Type 1 diabetes is an autoimmune disease in which the body destroys its own beta cells in the pancreas.* Researchers are still seeking to find out what causes this malfunction of the immune system in order to intervene therapeutically in the processes. A team led by Dr. Carolin Daniel, group leader at the Institute of Diabetes Research (IDF) of Helmholtz Zentrum München, has now discovered a further piece in solving this puzzle.
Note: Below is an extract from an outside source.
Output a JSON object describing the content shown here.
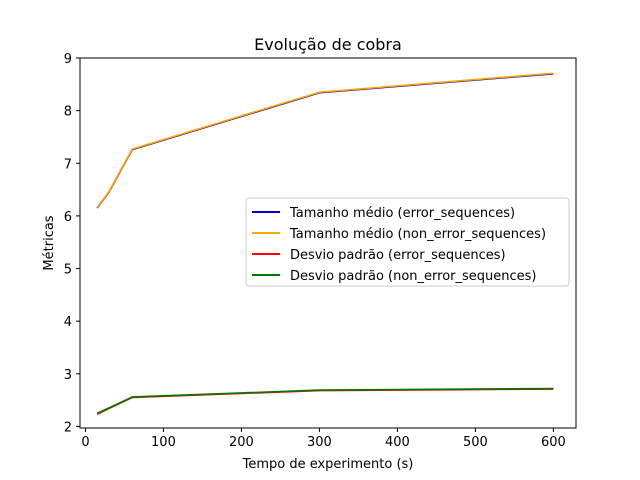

“For the first time, we were able to show that in the affected children an increased number of specific immune cells are found in the blood at the beginning of the autoimmune response,” said Daniel. She and her team had previously analyzed blood samples of children in a biobank established by Professor Anette-Gabriele Ziegler of TUM and director of the IDF, within the framework of large-scale cohort studies.
According to the authors, these special immune cells are so-called insulin-specific T follicular helper cells (TFH). They appear in the lymph nodes, among other organs, and initiate attacks of the immune system by promoting the production of antibodies by B cells. Now the scientists have found increased frequencies of these cells in samples of children with recent onset of islet cell autoimmunity – an early stage of type 1 diabetes.
In the search for the causes of the increase in TFH cells during autoimmune activation in children, the scientists discovered a previously unknown signaling pathway. “Our analyses showed that a molecule called miRNA92a** triggers a chain of molecular events, which ultimately leads to the increase in these immune cells,” said IDF doctoral student Isabelle Serr, explaining the complex mechanism. “In particular, during this process, miRNA92a interferes with the formation of important signaling proteins such as KLF2 and PTEN.”
Use in the therapy ang diagnostics
To check whether this newly discovered mechanism is suitable for therapeutic intervention, the scientists investigated the effect of a so-called antagomir, which specifically binds to miRNA92a molecules and blocks their effect. In an experimental model of type 1 diabetes and in the humanized model, this treatment resulted in a significantly lower autoimmune response.
“The targeted inhibition of miRNA92a or the downstream signaling pathway could open up new possibilities for the prevention of type 1 diabetes,” said Professor Ziegler. “Furthermore, the insulin-specific TFH cells could serve as biomarkers to determine the treatment success of the insulin vaccinations we perform.”